A cena seguia um ritual
simples mas um ritual. Antes de ir para o seu quarto, ela se erguia do sofá com
os apetrechos de fiar no colo, algodão, novelos de linha e um instrumento, que
hoje minha mãe guarda consigo, como uma cara lembrança: o fuso, que ela,
vovozinha, sabia manejar com peculiar destreza. E dele fazer maravilha , essa
maravilha que me envolve seguro de mim desde tenra
infância: “meu cobertor que vovozinha fiou nas noites de espera”.
Interessante é que fazia uso
desse cobertor tanto no frio como no calor. Tornara-se um vício: sentir o
cobertor, ao menos uma ponta do algodão, com o cheiro de bem lavado que sempre
o acompanhava e a gente associava a guarda-roupa da casa de vovó.

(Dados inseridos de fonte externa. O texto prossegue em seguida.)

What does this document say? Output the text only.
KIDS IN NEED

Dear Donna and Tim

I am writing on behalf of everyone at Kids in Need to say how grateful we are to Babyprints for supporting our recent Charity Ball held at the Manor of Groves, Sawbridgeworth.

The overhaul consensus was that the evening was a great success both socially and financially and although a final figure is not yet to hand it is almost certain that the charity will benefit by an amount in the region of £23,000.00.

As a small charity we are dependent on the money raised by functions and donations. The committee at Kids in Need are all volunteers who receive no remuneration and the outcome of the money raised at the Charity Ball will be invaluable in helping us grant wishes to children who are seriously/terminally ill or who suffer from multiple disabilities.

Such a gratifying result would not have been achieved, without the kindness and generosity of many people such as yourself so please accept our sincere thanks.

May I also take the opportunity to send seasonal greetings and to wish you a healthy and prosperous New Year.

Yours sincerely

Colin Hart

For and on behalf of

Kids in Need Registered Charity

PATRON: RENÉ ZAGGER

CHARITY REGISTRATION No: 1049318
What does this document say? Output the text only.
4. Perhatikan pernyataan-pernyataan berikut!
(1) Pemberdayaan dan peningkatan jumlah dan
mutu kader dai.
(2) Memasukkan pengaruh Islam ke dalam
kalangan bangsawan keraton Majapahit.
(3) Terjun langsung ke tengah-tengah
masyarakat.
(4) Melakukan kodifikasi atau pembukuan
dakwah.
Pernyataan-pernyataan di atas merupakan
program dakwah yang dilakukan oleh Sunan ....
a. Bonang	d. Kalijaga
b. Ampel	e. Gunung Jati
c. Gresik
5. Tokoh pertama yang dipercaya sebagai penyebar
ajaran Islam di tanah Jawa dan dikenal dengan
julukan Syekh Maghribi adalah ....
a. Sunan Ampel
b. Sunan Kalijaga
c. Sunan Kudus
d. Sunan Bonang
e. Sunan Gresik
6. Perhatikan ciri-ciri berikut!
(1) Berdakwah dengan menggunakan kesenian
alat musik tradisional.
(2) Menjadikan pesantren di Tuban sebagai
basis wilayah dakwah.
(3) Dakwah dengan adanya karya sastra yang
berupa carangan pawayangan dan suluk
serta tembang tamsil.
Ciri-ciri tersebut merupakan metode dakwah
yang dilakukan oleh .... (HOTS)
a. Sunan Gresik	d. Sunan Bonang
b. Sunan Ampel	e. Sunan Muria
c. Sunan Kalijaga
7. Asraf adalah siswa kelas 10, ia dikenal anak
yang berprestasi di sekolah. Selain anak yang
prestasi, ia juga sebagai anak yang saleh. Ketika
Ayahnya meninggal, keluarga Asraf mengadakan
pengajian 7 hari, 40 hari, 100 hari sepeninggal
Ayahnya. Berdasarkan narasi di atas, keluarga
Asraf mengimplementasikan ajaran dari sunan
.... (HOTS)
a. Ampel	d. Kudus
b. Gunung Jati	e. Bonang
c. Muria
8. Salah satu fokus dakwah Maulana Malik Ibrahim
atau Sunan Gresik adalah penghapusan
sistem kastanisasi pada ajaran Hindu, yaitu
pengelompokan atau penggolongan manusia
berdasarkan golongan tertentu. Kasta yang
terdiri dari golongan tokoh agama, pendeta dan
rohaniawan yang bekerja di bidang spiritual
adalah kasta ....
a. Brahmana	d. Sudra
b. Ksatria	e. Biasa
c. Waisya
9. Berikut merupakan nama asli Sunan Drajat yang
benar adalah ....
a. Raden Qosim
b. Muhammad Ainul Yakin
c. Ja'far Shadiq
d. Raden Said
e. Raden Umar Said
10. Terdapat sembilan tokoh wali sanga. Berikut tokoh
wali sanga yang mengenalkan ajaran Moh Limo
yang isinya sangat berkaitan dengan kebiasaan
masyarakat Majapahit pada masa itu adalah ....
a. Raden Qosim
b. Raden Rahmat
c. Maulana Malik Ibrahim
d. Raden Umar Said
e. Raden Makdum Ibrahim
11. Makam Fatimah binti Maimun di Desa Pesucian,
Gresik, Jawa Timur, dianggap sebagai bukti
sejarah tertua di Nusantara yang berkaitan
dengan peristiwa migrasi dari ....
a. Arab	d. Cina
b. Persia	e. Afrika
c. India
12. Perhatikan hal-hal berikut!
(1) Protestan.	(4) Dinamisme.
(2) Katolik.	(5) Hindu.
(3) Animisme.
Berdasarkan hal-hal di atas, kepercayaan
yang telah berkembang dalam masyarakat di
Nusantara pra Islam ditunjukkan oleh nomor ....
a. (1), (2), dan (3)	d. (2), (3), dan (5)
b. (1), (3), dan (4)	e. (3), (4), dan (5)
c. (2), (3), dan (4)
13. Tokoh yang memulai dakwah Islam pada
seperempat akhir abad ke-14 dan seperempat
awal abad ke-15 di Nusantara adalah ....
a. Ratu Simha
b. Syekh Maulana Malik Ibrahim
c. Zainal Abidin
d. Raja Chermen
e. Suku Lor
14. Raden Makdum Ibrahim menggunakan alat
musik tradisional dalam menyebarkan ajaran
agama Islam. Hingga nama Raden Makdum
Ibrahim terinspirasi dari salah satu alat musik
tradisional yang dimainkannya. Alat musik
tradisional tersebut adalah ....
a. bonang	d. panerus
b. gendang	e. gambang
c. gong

Inseparáveis. Éramos eu e o
cobertor. Quando chegava o frio era só colocar o cobertor novo por cima.
Aconchegante. Dormia aquecido por vovó, carinho que não costumava receber de
forma exposta em vida mas recebia agora, após. Carinho tardio mas um carinho
afinal. Que importa o tempo! Me pegou adulto e eu valorizo ainda mais porque é
o instinto maternal estendendo-se adiante seu abraço de avó. Em reconhecimento
é que por vezes, em noites boêmias, até tive que carregar comigo para um hotel
e onde quer que fosse a noitada afora. Era uma criança graúda que sentia guarnecida
e com toda proteção num sono de despreocupado. Nesses panos de riscado de vovó
encontrei minha fidelidade. Uma traição me cobrir com cobertor de cheiro e
textura diferentes, que não o riscado esbranquiçado de tantas águas e sabão de
bola como devia ser:
“Esse cobertor seu pode lavar
na máquina!” era a mulher dando um trato
novo de manuseio no algodão, para não se
descuidar da originalidade.
Contemplo
demoradamente o fuso, aparelhozinho tipo bobina de madeira que em mãos hábeis
se tornou responsável por minhas noites de conforto maternal, de um bebê que
ainda busca dormir como antigamente, em que se rezava antes e após tomar a
benção de vovó.
Mãe, na qualidade de filha
mais velha, ficou com o fuso e os novelos linha de algodão deixados por vovó:
“Ei, olhe aqui! ” me mostrava como novidade umas bolas de lã. “Tem uma mulher
que ainda faz o tecido. Vou encomendar mais uns dois cobertores de riscado.”
Era a presença de vovó na
família.
“Uma mulher forte!” pensei com um frio sob controle do riscado
tecido por vovó, examinando minha garganta antes de adormecer e apagando o
candeeiro em seguida, num tempo em que se recolhia sem que de pandemia se
ouvisse falar.
Texto fabuloso, meu amigo George! Imagem de um cotidiano que nós os cinquentões vivenciamos. Trago essa mesma lembrança das minhas avós, lidando com esses aparatos da tecelagem, algo que se perdeu no tempo mas que foi apreendido habilmente por sua alma poeta.